Innovation, in turn, is a process that brings together novel concepts and ideas and molds them into new products, techniques, and services. An innovation may also be defined as an improvement to someone else’s invention. Innovation adds value that appeals to existing users and also attracts new users. When this happens, businesses, products, and services tap into new markets. Still one of the most common examples of this is Apple launching the iPod and iPhone. A computer company changing the music and personal telephonic market.

There is a constant feedback loop between discoveries, inventions, and innovations. For instance, discoveries may lead to the development of new materials which make new inventions and innovations possible. Often, in the history of science, landmark discoveries have spawned a proliferation of new inventions and innovations, as occurred during the Golden Age of Islam from 850 to 1492 and during the First and Second Industrial Revolutions in Europe in the 19th century.

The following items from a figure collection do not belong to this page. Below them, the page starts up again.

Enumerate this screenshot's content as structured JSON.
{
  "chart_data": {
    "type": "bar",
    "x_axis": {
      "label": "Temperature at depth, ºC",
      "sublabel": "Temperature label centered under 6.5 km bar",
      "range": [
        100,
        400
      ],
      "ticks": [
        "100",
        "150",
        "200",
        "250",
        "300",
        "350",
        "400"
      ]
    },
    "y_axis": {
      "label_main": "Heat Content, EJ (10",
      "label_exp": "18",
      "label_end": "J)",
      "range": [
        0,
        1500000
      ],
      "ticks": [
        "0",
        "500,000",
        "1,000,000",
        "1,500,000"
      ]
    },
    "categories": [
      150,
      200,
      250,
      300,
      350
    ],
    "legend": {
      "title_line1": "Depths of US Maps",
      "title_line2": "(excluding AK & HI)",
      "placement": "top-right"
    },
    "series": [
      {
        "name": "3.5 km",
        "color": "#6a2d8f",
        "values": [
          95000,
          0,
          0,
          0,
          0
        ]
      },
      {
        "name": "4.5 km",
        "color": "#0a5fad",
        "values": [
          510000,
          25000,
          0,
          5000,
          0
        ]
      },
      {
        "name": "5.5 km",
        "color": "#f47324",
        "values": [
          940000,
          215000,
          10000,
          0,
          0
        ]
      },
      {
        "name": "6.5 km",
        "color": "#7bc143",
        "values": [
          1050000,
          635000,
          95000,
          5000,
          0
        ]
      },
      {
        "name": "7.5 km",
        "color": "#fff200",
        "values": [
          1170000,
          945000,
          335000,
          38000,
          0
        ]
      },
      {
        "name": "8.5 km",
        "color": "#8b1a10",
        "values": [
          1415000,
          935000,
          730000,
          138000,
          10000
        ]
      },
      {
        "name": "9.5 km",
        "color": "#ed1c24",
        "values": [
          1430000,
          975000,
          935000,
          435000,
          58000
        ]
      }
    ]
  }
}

The nature of invention has changed dramatically in recent decades following the invention of the computer and the development of the Internet, information science, and the digital economy. Instead of physical technology, many modern inventions take the form of ‘invisible’ software, mobile and web-based applications, cloud-based services, and techniques that serve the needs of our modern time. In addition, many modern inventions and innovations address urgent needs, such as the imperative to live more sustainably. Yet others provide novel ways of listening to music, creating artwork, playing sports, or simply being entertained.

New scientific disciplines and techniques are changing the way in which we think, learn, innovate and attempt to improve our quality of life. They include nanotechnology, biotechnology, robotics, artificial intelligence (A.I.), virtual and augmented reality, and 3D printing.

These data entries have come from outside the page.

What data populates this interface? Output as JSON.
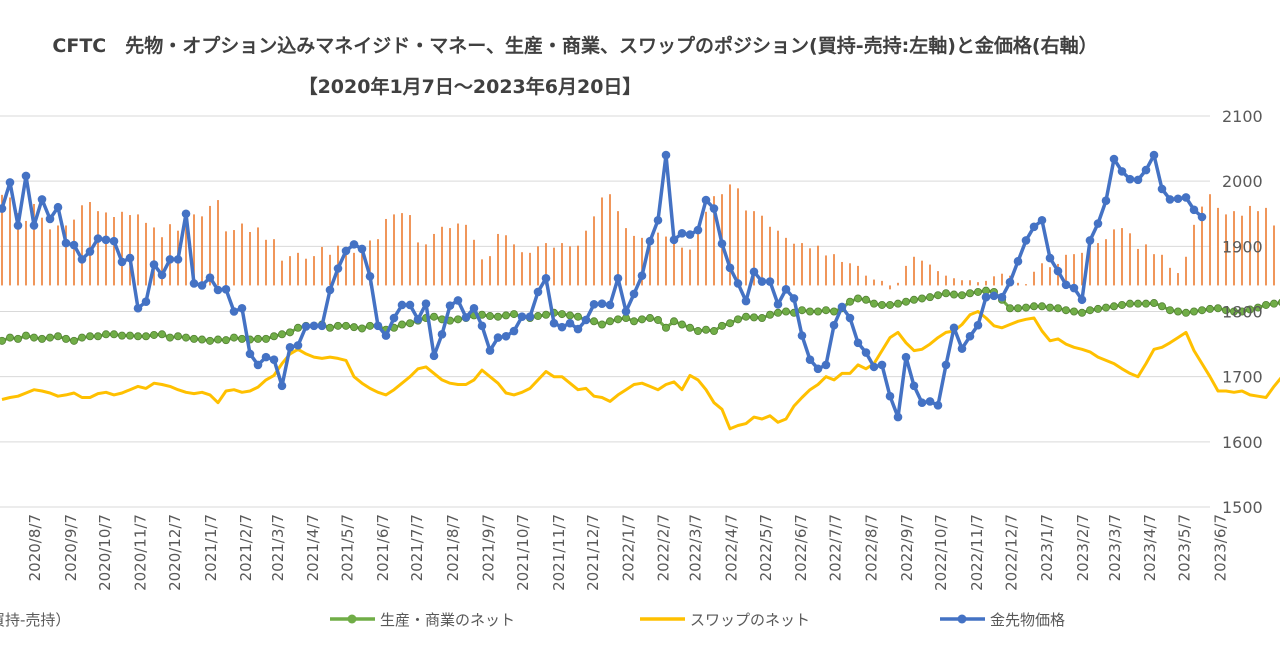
{
  "chart_data": {
    "type": "bar+line",
    "title_line1": "CFTC　先物・オプション込みマネイジド・マネー、生産・商業、スワップのポジション(買持-売持:左軸)と金価格(右軸）",
    "title_line2": "【2020年1月7日～2023年6月20日】",
    "right_axis": {
      "ylim": [
        1500,
        2100
      ],
      "ticks": [
        "2100",
        "2000",
        "1900",
        "1800",
        "1700",
        "1600",
        "1500"
      ]
    },
    "x_tick_labels": [
      "2020/8/7",
      "2020/9/7",
      "2020/10/7",
      "2020/11/7",
      "2020/12/7",
      "2021/1/7",
      "2021/2/7",
      "2021/3/7",
      "2021/4/7",
      "2021/5/7",
      "2021/6/7",
      "2021/7/7",
      "2021/8/7",
      "2021/9/7",
      "2021/10/7",
      "2021/11/7",
      "2021/12/7",
      "2022/1/7",
      "2022/2/7",
      "2022/3/7",
      "2022/4/7",
      "2022/5/7",
      "2022/6/7",
      "2022/7/7",
      "2022/8/7",
      "2022/9/7",
      "2022/10/7",
      "2022/11/7",
      "2022/12/7",
      "2023/1/7",
      "2023/2/7",
      "2023/3/7",
      "2023/4/7",
      "2023/5/7",
      "2023/6/7"
    ],
    "x_tick_weeks": [
      4.1,
      8.6,
      12.9,
      17.3,
      21.6,
      26.1,
      30.5,
      34.5,
      38.9,
      43.2,
      47.6,
      51.9,
      56.4,
      60.8,
      65.1,
      69.6,
      73.9,
      78.3,
      82.7,
      86.7,
      91.2,
      95.5,
      99.9,
      104.2,
      108.7,
      113.1,
      117.4,
      121.9,
      126.2,
      130.6,
      135.1,
      139.1,
      143.5,
      147.8,
      152.3
    ],
    "legend": [
      "マネイジド・マネー（買持-売持）",
      "生産・商業のネット",
      "スワップのネット",
      "金先物価格"
    ],
    "colors": {
      "managed_money": "#ED7D31",
      "producer": "#70AD47",
      "producer_marker": "#548235",
      "swap": "#FFC000",
      "gold": "#4472C4"
    },
    "series": [
      {
        "name": "マネイジド・マネー（買持-売持）",
        "kind": "bar",
        "units": "right-axis scale",
        "values": [
          1979,
          1975,
          1951,
          1939,
          1965,
          1944,
          1926,
          1932,
          1932,
          1941,
          1963,
          1968,
          1954,
          1952,
          1945,
          1953,
          1948,
          1949,
          1936,
          1929,
          1914,
          1934,
          1924,
          1944,
          1949,
          1946,
          1962,
          1971,
          1923,
          1925,
          1935,
          1922,
          1929,
          1910,
          1911,
          1878,
          1885,
          1890,
          1881,
          1885,
          1899,
          1887,
          1901,
          1895,
          1890,
          1894,
          1909,
          1911,
          1942,
          1949,
          1951,
          1948,
          1906,
          1903,
          1919,
          1930,
          1928,
          1935,
          1933,
          1910,
          1880,
          1885,
          1919,
          1917,
          1903,
          1891,
          1890,
          1900,
          1905,
          1898,
          1905,
          1900,
          1901,
          1924,
          1946,
          1975,
          1980,
          1954,
          1928,
          1916,
          1913,
          1900,
          1921,
          1915,
          1912,
          1898,
          1895,
          1924,
          1953,
          1977,
          1980,
          1995,
          1989,
          1955,
          1954,
          1947,
          1930,
          1924,
          1913,
          1904,
          1905,
          1897,
          1901,
          1886,
          1888,
          1876,
          1874,
          1870,
          1855,
          1849,
          1847,
          1834,
          1844,
          1870,
          1884,
          1878,
          1872,
          1862,
          1855,
          1851,
          1848,
          1848,
          1845,
          1847,
          1854,
          1858,
          1855,
          1844,
          1842,
          1861,
          1874,
          1868,
          1873,
          1887,
          1888,
          1890,
          1900,
          1905,
          1911,
          1926,
          1928,
          1920,
          1896,
          1903,
          1888,
          1887,
          1867,
          1859,
          1884,
          1933,
          1961,
          1980,
          1959,
          1949,
          1954,
          1947,
          1962,
          1954,
          1959,
          1932,
          1939,
          1931,
          1919,
          1923
        ]
      },
      {
        "name": "生産・商業のネット",
        "kind": "line-marker",
        "values": [
          1755,
          1760,
          1758,
          1763,
          1760,
          1758,
          1760,
          1762,
          1758,
          1755,
          1760,
          1762,
          1762,
          1765,
          1765,
          1763,
          1763,
          1762,
          1762,
          1764,
          1765,
          1760,
          1762,
          1760,
          1758,
          1757,
          1755,
          1757,
          1756,
          1760,
          1758,
          1757,
          1758,
          1758,
          1762,
          1765,
          1768,
          1775,
          1778,
          1778,
          1780,
          1775,
          1778,
          1778,
          1776,
          1774,
          1778,
          1778,
          1772,
          1775,
          1780,
          1782,
          1786,
          1790,
          1792,
          1788,
          1786,
          1788,
          1790,
          1794,
          1795,
          1793,
          1792,
          1794,
          1796,
          1792,
          1790,
          1793,
          1795,
          1798,
          1796,
          1794,
          1792,
          1787,
          1785,
          1780,
          1785,
          1788,
          1790,
          1785,
          1788,
          1790,
          1787,
          1775,
          1785,
          1780,
          1775,
          1770,
          1772,
          1770,
          1778,
          1782,
          1788,
          1792,
          1791,
          1790,
          1795,
          1798,
          1800,
          1798,
          1802,
          1800,
          1800,
          1802,
          1800,
          1805,
          1815,
          1820,
          1818,
          1812,
          1810,
          1810,
          1812,
          1815,
          1818,
          1820,
          1822,
          1825,
          1828,
          1826,
          1825,
          1828,
          1830,
          1832,
          1830,
          1818,
          1805,
          1805,
          1806,
          1808,
          1808,
          1806,
          1805,
          1802,
          1800,
          1798,
          1802,
          1804,
          1806,
          1808,
          1810,
          1812,
          1812,
          1812,
          1813,
          1808,
          1802,
          1800,
          1798,
          1800,
          1802,
          1804,
          1805,
          1802,
          1800,
          1800,
          1803,
          1806,
          1810,
          1812,
          1814,
          1815,
          1815
        ]
      },
      {
        "name": "スワップのネット",
        "kind": "line",
        "values": [
          1665,
          1668,
          1670,
          1675,
          1680,
          1678,
          1675,
          1670,
          1672,
          1675,
          1668,
          1668,
          1674,
          1676,
          1672,
          1675,
          1680,
          1685,
          1682,
          1690,
          1688,
          1685,
          1680,
          1676,
          1674,
          1676,
          1672,
          1660,
          1678,
          1680,
          1676,
          1678,
          1684,
          1695,
          1702,
          1720,
          1735,
          1742,
          1735,
          1730,
          1728,
          1730,
          1728,
          1725,
          1700,
          1690,
          1682,
          1676,
          1672,
          1680,
          1690,
          1700,
          1712,
          1715,
          1705,
          1695,
          1690,
          1688,
          1688,
          1695,
          1710,
          1700,
          1690,
          1675,
          1672,
          1676,
          1682,
          1695,
          1708,
          1700,
          1700,
          1690,
          1680,
          1682,
          1670,
          1668,
          1662,
          1672,
          1680,
          1688,
          1690,
          1685,
          1680,
          1688,
          1692,
          1680,
          1702,
          1695,
          1680,
          1660,
          1650,
          1620,
          1625,
          1628,
          1638,
          1635,
          1640,
          1630,
          1635,
          1655,
          1668,
          1680,
          1688,
          1700,
          1695,
          1705,
          1705,
          1718,
          1712,
          1720,
          1740,
          1760,
          1768,
          1752,
          1740,
          1742,
          1750,
          1760,
          1768,
          1770,
          1780,
          1795,
          1800,
          1790,
          1778,
          1775,
          1780,
          1785,
          1788,
          1790,
          1770,
          1755,
          1758,
          1750,
          1745,
          1742,
          1738,
          1730,
          1725,
          1720,
          1712,
          1705,
          1700,
          1720,
          1742,
          1745,
          1752,
          1760,
          1768,
          1740,
          1720,
          1700,
          1678,
          1678,
          1676,
          1678,
          1672,
          1670,
          1668,
          1685,
          1700,
          1705,
          1700,
          1708,
          1712
        ]
      },
      {
        "name": "金先物価格",
        "kind": "line-marker",
        "values": [
          1958,
          1998,
          1932,
          2008,
          1932,
          1972,
          1942,
          1960,
          1905,
          1902,
          1880,
          1892,
          1912,
          1910,
          1908,
          1876,
          1882,
          1805,
          1815,
          1872,
          1856,
          1880,
          1880,
          1950,
          1843,
          1840,
          1852,
          1833,
          1834,
          1800,
          1805,
          1735,
          1718,
          1730,
          1726,
          1686,
          1745,
          1748,
          1777,
          1778,
          1778,
          1833,
          1866,
          1893,
          1903,
          1896,
          1854,
          1778,
          1763,
          1790,
          1810,
          1810,
          1788,
          1812,
          1732,
          1765,
          1809,
          1817,
          1791,
          1805,
          1778,
          1740,
          1760,
          1762,
          1770,
          1792,
          1792,
          1830,
          1851,
          1782,
          1776,
          1782,
          1773,
          1787,
          1811,
          1812,
          1810,
          1851,
          1800,
          1827,
          1855,
          1908,
          1940,
          2040,
          1910,
          1920,
          1918,
          1925,
          1971,
          1958,
          1904,
          1867,
          1843,
          1816,
          1861,
          1846,
          1846,
          1811,
          1834,
          1820,
          1763,
          1726,
          1712,
          1718,
          1779,
          1807,
          1790,
          1752,
          1737,
          1715,
          1718,
          1670,
          1638,
          1730,
          1686,
          1660,
          1662,
          1656,
          1718,
          1775,
          1743,
          1762,
          1779,
          1822,
          1824,
          1822,
          1845,
          1877,
          1909,
          1930,
          1940,
          1882,
          1862,
          1841,
          1836,
          1818,
          1909,
          1935,
          1970,
          2034,
          2015,
          2003,
          2002,
          2017,
          2040,
          1988,
          1972,
          1973,
          1975,
          1956,
          1945
        ]
      }
    ]
  }
}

Increasingly, technological innovations and inventions have changed from being handheld tools to forms of social intervention. For instance, the Internet and smartphones, and the novel services that they provide, have changed the ways in which we live, work and play.

Many modern inventions, or apps on existing inventions, facilitate technology leapfrogs from the pre-industrial era to the information age, especially among people in developing countries. Yet others offer new ways of dealing with the challenges that technology itself has thrown at us, such as hyper-connectivity, the digital divide, fear of A.I., vast data fields, and the environmental costs of wasteful ways of living.

Twenty years ago, Microsoft began developing products and services that met the needs of overlooked and under-resourced countries. They called it ‘inclusive design’ on the basis that these products will eventually be useful to everyone. Inclusive design, and the umbrella concept of ‘universal design’, have, of course, been with us for centuries.

In 1808 an Italian, Pellegrino Turri, invented the typewriter so that a blind friend could write legibly and, in 1876, Alexander Graham Bell invented the telephone to help hearing-impaired people, including himself and Thomas Edison, to communicate. The transistor was initially developed to power ever-smaller hearing aids and, in 1973, Vint Cerf, who is hard of hearing, developed email so that he could communicate with his wife, who is deaf.

Cortana, Microsoft’s answer to Siri, was initially developed for people who had been marginalized but is now used universally. In all these cases, the innovation process was turned on its head, as the needs of the disadvantaged were first met, which then lead to the product or service being universally adopted.

The fields of discovery, invention, and innovation have many exciting and inspirational backstories to tell, and it is the role of science centres to share these stories in the most compelling way to capture the publics’ attention.

Over 30 years ago the American science fiction writer, Isaac Asimov, rightly stated that “The saddest aspect of life right now is that science gathers knowledge faster than society gathers wisdom”. One of the key roles of science centres is to help the public to keep abreast of the latest scientific discoveries and technology so that we can incorporate these advances into our ways of life. No other public learning institutions are better equipped than science centres to play this role.